REVIEW: Polytechnique (2009)

On 6 December 1989 a 25 year-old man, armed with a semi-automatic rifle, entered Montreal’s École Polytechnique and murdered 14 women and injured an additional 10 women and four men. After 20 harrowing minutes, the shooter turned his rifle on himself and committed suicide.

Mass shootings can be like an open wound for a national culture, and artistic responses to these events can be risky, controversial endeavours. Australia suffered its own mass shooting event in Port Arthur in 1996, and Justin Kurzel’s 2021 film Nitram was a narrative film that gathered wide praise and condemnation for exploring the lead-up to the event. It turns out Montreal had its own feature film adaptation back in 2009, in Denis Villeneuve’s bleak and confrontational film Polytechnique.

While Kurzel focused not on the shooting but the circumstances that would lead to such an inexplicable act, Villeneuve tackles the shooting itself. The film only lasts for 77 minutes; any longer and it would likeable become unbearable. A killer prepares, his victims are introduced, and the violent repercussion of one man’s anti-feminist, mentally deranged rage plays out on screen. This is a sharply violent, deeply harrowing, and realistic screen experience. More than any other representation I have seen, Polytechnique places the viewer inside the experience. Some will find this film unwatchable, and fairly so. Others will condemn it for having been made in the first place – a point of view with which I cannot agree. This is hard-going stuff, but its impact has a social and moral purpose. It is not sensationalised, and it has not been geared for shock tactics. Instead Villeneuve exposes the proper horror of these senseless, murderous events. His film seems like a challenge for people to do something. By Polytechnique‘s conclusion all I could do was sit mystified at all of the states, counties, and school districts in the USA that seem more concerned their children would be exposed to sexual diversity than to be hunted down and killed by some anonymous hate-filled and angry shooter.

This is responsible filmmaking. Pierre Gill’s photography is entirely in black and white, which not only lends a stark visual beauty but also removes the visceral effect of the blood. It forces the audience’s attention from the physical horror to the emotional. They are not bodies lying on floors but lives that have been lost. Judicious use of music – Benoit Charest’s score is sublime – makes the film emotive but not manipulative. A non-linear structure enhances the focus on the people involved more than their actions. All characters have been fictionalised, and despite receiving permission to shoot at the real École Polytechnique Villeneuve elected to make the film somewhere else out of respect to the victims and survivors.

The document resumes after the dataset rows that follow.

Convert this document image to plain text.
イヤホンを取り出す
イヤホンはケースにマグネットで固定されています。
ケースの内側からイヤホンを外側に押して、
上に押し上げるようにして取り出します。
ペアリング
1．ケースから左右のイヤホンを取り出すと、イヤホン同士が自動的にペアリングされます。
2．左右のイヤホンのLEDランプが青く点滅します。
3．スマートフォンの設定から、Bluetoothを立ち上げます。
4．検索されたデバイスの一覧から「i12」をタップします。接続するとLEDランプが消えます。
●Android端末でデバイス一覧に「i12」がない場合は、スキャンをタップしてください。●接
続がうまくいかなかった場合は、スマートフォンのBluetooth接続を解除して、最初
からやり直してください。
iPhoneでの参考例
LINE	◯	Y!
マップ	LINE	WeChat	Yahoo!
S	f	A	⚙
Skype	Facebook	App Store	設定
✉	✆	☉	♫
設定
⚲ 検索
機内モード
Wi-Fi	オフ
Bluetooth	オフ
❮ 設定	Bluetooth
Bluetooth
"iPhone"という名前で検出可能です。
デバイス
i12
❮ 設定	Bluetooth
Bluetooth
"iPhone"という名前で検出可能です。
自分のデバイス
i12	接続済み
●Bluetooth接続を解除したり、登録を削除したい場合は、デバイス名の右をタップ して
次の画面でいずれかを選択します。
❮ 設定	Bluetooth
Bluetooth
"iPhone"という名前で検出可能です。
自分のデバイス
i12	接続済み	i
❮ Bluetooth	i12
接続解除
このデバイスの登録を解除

The film focuses on four key characters. Valérie (Karine Vanasse) is a final year engineering student interviewing for an internship. She and her best friend Stéphanie (Evelyne Brochu) are among the nine women initially held hostage by the killer. All of the male students are ordered out of the room at gunpoint. Jean-François (Sébastien Huberdeau) does what he is told, but later turns back – a choice that then questions the responsibility of bystanders during such events. Finally the film showcases the killer himself (played by Maxim Gaudette), both preparing and enacting his crimes. All four actors deliver superb performances. Gaudette in particular deftly handles his role, offering some insight into the killer’s motivations yet keeps things wisely stripped of any sympathy.

Polytechnique represents smart, challenging viewing. Fans of Villeneuve’s later, more popular films would do well to dig further into his back catalogue of works.